Frauen durften gehen

Beim Nordderby Bremen-Hamburg steckte die Hamburger Polizei 70 Werder-Fans hinter Gitter. Reine Willkür, beteuern die. Ihr Verein zuckt mit den Schultern: für ihn ist der Polizeibericht „maßgeblich“

von Armin Simon

Für Enno W. war es ein Nord-Derby der besonderen Art. Hamburger Sport-Verein gegen Werder Bremen, Südtribüne der AOL-Arena, Gästestehblock 14 A sollte es werden, die Karte für 15 Euro, Anfahrt mit dem Zug. Der letzte Punkt zumindest klappte.

Denn schon am Ausgang des Hamburger Hauptbahnhofs startet für W. und gut hundert weitere Werder-Fans ein Alternativprogramm. Schlagstöcke sausen, mehrere Verletzte müssen ärztlich versorgt werden. Eine Handvoll Werderaner, so erzählt man, habe wohl versucht, durch eine Polizeiabsperrung hindurch zur U-Bahn zu gelangen, im Polizeibericht heißt es, mit Bier gefüllte Pappbecher seien in Richtung der Uniformierten geflogen. W. steht ganz hinten, das grüne Aufgebot beunruhigt ihn nicht. Nordderbys sind Spiele der Sicherheitsstufe I. „Ich habe gedacht, dass es gleich weitergeht“, sagt W.
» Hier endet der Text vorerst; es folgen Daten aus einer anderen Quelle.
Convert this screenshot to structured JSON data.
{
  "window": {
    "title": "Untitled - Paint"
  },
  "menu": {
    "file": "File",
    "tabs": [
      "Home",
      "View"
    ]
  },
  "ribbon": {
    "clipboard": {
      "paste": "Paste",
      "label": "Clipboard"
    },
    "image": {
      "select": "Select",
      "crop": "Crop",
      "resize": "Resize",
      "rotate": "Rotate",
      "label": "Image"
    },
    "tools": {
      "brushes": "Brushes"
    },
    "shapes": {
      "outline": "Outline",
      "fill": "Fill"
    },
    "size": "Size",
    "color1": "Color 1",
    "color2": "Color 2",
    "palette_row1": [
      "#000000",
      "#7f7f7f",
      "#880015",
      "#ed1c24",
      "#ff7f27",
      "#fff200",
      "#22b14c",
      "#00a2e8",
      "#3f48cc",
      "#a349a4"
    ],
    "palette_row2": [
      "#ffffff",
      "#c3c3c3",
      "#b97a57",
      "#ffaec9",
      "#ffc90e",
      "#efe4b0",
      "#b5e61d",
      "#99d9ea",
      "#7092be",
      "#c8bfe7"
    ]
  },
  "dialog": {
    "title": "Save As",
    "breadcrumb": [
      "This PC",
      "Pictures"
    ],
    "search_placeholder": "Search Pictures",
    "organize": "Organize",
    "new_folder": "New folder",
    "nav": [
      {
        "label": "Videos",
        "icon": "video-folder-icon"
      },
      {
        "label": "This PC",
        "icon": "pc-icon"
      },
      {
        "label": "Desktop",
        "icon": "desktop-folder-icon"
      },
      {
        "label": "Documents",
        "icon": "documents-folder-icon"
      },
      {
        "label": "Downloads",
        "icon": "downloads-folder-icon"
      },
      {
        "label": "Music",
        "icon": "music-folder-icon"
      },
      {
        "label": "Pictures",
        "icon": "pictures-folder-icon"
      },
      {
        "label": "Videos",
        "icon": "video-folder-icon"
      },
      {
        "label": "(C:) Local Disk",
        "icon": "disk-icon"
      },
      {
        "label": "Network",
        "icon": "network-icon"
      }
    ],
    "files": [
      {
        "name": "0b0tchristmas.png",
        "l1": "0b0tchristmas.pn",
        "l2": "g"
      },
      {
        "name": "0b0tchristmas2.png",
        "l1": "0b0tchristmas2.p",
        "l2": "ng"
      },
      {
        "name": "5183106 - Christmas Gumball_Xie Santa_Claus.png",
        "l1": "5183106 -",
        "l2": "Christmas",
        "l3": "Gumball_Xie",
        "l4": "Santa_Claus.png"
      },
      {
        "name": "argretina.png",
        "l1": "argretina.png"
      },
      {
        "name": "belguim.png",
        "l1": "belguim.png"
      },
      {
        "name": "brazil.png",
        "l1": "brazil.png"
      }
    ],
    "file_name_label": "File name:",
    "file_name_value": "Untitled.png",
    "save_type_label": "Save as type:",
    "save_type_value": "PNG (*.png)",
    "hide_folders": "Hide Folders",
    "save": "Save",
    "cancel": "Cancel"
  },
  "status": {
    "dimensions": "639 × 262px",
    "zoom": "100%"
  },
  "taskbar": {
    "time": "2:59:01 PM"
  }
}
Ging es aber nicht. Anderthalb Stunden, berichtet ein anderer Fan, habe man die Menschen auf dem Bahnhofsvorplatz im Unklaren gelassen, eingekesselt von immer mehr PolizistInnen. Weg kommt nur, wer es rechtzeitig versucht – und wer nicht allzu sehr als Fußballfan gekleidet ist.

Eine Stunde vor Anpfiff heißt es: „Frauen und Kinder dürfen gehen.“ Dem Rest spendieren die Uniformierten eine Bustour durch Hamburg, die Linie laut Anzeige: „Polizeieinsatz“, das Ziel: die Hamburger Polizeireviere. 73 Personen, die sich zufällig auf dem Bahnhofsvorplatz befunden haben, werden dort bis zu sieben Stunden lang festgehalten. Selbst 15-Jährige sind darunter. „Sie waren in einer Gruppe, aus der Gewalttaten heraus verübt wurden“, teilt ein Beamter W. bei der Leibesvisitation mit. Zum Abschied bekommt auch er seinen „Kurzbericht Freiheitsentziehung“ in die Hand gedrückt. Das Feld „polizeilicher Anlass“ ist leer.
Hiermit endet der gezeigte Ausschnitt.